Create a minimal mean-changes table from the bundled pre/post profiles for MAG_001 and run the filter:

python - <<'PY'
import gzip, pandas as pd

pre = pd.read_csv("tests/evolution/mock_data/mock_dnds_1/PipelineMock/profiles/pre_sample/pre_sample_MAG_001_profiled.tsv.gz", sep="\t")
post = pd.read_csv("tests/evolution/mock_data/mock_dnds_1/PipelineMock/profiles/post_sample/post_sample_MAG_001_profiled.tsv.gz", sep="\t")
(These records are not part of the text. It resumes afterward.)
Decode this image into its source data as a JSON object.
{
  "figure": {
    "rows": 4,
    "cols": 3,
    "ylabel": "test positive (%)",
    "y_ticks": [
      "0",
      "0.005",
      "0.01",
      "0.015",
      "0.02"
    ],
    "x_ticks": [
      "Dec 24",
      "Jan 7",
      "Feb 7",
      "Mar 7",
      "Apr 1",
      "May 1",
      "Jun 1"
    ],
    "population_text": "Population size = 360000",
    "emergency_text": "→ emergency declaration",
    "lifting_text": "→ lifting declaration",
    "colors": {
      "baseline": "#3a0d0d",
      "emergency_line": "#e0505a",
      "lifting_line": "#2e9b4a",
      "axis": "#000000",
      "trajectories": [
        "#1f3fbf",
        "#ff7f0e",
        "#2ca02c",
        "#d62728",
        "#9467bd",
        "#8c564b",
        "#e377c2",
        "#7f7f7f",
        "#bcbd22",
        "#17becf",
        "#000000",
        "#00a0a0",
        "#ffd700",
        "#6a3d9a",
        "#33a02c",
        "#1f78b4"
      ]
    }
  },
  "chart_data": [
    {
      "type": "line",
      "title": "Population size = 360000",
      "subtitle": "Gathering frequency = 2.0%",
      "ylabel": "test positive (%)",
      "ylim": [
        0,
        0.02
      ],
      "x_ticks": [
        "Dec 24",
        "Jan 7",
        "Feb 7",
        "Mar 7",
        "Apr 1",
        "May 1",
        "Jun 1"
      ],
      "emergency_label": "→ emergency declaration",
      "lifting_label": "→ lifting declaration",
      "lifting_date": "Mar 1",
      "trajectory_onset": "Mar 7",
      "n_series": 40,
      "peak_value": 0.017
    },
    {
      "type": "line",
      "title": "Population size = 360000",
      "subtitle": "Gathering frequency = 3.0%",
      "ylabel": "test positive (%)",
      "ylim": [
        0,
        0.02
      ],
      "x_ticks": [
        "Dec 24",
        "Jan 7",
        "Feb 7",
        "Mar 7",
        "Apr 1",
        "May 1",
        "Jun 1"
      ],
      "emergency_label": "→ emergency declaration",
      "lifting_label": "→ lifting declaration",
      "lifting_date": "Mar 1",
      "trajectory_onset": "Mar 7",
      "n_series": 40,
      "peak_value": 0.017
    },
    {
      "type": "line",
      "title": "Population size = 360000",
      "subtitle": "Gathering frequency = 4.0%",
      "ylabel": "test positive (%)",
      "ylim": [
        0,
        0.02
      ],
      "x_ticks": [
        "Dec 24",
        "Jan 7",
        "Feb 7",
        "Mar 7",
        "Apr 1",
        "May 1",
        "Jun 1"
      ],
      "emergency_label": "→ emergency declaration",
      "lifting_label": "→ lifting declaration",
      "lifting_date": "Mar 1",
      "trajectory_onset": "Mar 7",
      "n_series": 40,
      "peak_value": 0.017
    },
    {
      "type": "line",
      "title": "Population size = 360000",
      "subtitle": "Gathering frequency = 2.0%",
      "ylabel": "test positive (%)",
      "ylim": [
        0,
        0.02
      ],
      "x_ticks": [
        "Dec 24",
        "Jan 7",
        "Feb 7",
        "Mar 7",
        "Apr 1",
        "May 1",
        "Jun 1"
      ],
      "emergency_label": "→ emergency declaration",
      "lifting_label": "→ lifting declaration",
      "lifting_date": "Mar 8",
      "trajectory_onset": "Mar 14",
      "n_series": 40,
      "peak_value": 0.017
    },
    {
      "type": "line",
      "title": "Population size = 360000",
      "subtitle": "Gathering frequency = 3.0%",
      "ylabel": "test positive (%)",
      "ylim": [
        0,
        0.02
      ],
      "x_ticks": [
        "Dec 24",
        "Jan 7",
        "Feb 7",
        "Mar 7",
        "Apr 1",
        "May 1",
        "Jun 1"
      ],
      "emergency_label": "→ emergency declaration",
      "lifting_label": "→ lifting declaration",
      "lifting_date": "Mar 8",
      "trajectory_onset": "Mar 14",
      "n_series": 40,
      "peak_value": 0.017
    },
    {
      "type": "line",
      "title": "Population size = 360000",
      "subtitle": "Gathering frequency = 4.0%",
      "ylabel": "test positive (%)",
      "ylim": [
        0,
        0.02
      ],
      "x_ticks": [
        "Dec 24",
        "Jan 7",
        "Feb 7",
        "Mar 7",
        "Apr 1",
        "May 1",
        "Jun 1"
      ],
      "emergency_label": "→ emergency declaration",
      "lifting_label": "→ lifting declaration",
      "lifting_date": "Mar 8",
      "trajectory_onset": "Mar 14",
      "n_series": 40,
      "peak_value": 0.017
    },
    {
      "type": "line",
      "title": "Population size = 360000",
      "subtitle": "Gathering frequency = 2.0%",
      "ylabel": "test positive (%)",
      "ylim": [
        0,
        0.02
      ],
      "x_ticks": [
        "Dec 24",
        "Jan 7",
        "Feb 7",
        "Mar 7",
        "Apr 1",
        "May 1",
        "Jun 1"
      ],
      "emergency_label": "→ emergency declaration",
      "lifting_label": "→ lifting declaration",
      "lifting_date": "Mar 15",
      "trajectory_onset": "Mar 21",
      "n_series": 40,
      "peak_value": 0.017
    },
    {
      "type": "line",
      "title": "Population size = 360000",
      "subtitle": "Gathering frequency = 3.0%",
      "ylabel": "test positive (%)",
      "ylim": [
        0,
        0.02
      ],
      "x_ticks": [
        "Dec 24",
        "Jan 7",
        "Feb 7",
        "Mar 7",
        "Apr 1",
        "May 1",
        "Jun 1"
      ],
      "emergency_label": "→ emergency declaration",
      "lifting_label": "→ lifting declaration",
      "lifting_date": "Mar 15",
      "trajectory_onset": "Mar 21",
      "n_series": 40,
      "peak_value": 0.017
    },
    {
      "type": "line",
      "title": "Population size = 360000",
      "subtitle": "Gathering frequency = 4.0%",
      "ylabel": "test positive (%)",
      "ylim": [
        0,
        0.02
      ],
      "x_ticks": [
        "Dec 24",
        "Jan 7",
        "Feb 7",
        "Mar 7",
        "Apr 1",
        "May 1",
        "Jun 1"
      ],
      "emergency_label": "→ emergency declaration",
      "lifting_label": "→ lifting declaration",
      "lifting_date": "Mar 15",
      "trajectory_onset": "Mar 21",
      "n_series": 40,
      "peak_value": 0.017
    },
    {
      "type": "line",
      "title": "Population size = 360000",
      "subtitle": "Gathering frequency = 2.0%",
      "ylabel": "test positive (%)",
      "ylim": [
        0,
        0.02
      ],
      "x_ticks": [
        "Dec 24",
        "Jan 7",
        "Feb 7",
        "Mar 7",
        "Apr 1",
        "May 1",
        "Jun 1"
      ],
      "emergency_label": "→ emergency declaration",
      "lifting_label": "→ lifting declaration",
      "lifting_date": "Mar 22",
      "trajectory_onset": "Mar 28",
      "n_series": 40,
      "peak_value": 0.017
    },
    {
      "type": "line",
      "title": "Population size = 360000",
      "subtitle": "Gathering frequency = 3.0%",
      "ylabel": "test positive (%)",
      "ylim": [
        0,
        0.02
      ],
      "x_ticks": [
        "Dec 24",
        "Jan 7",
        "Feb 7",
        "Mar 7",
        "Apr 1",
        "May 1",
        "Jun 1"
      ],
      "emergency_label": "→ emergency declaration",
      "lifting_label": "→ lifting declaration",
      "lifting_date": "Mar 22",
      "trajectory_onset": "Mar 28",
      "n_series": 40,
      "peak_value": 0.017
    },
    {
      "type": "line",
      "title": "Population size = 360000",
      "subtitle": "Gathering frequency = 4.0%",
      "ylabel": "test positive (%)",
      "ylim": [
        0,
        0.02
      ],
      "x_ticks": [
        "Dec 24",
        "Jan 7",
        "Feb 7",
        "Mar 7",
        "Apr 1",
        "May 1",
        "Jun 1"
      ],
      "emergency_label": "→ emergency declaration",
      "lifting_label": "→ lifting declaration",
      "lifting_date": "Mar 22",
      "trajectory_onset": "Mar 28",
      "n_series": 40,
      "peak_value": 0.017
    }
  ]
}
# compute per-position mean change for each nucleotide (post - pre) normalized by coverage
for df, label in [(pre, "pre"), (post, "post")]:
    for base in ["A", "T", "G", "C"]:
        df[f"{base}_frequency"] = df[base] / df["total_coverage"].clip(lower=1)
    df["timepoint"] = label

merged = pre.merge(
    post,
    on=["contig", "position", "gene_id", "ref_base"],
    suffixes=("_pre", "_post"),
)
out_cols = ["contig", "position", "gene_id"]
for base in ["A", "T", "G", "C"]:
    merged[f"{base}_frequency"] = merged[f"{base}_frequency_post"] - merged[f"{base}_frequency_pre"]
    out_cols.append(f"{base}_frequency")

merged[out_cols].to_csv("/tmp/mock_mean_changes.tsv", sep="\t", index=False)
print("Wrote /tmp/mock_mean_changes.tsv with", len(merged), "rows")
PY

alleleflux-preprocess-between-groups \
  --mean_changes_fPath /tmp/mock_mean_changes.tsv \
  --output_fPath /tmp/mock_mean_changes_preprocessed.tsv \
  --p_value_threshold 0.05 \
  --data_type longitudinal \
  --filter_type t-test \
  --mag_id MAG_001 \
  --min_positions 1 \
  --min_sample_num 1 \
  --status_dir /tmp

Outputs: /tmp/mock_mean_changes_preprocessed.tsv (filtered sites) and /tmp/MAG_001_preprocessing_status.json with eligibility counts.

alleleflux-dnds-from-timepoints (mock significant sites → dN/dS)

Use the mock significant sites and profiles shipped with the tests:

alleleflux-dnds-from-timepoints \
  --input tests/evolution/mock_data/mock_dnds_1/PipelineMock/significant_sites.tsv \
  --output /tmp/mock_dnds \
  --mag_id MAG_001 \
  --profiles_dir tests/evolution/mock_data/mock_dnds_1/PipelineMock/profiles \
  --prodigal_fasta tests/evolution/mock_data/mock_dnds_1/PipelineMock/prodigal_genes.fasta \
  --fasta tests/evolution/mock_data/mock_dnds_1/PipelineMock/prodigal_genes.fasta \
  --p_value_column q_value \
  --p_value_threshold 0.05 \
  --test_type two_sample_paired_tTest

Outputs (under /tmp/mock_dnds): codon, gene, MAG, and global NG86 summaries ready to inspect or plot.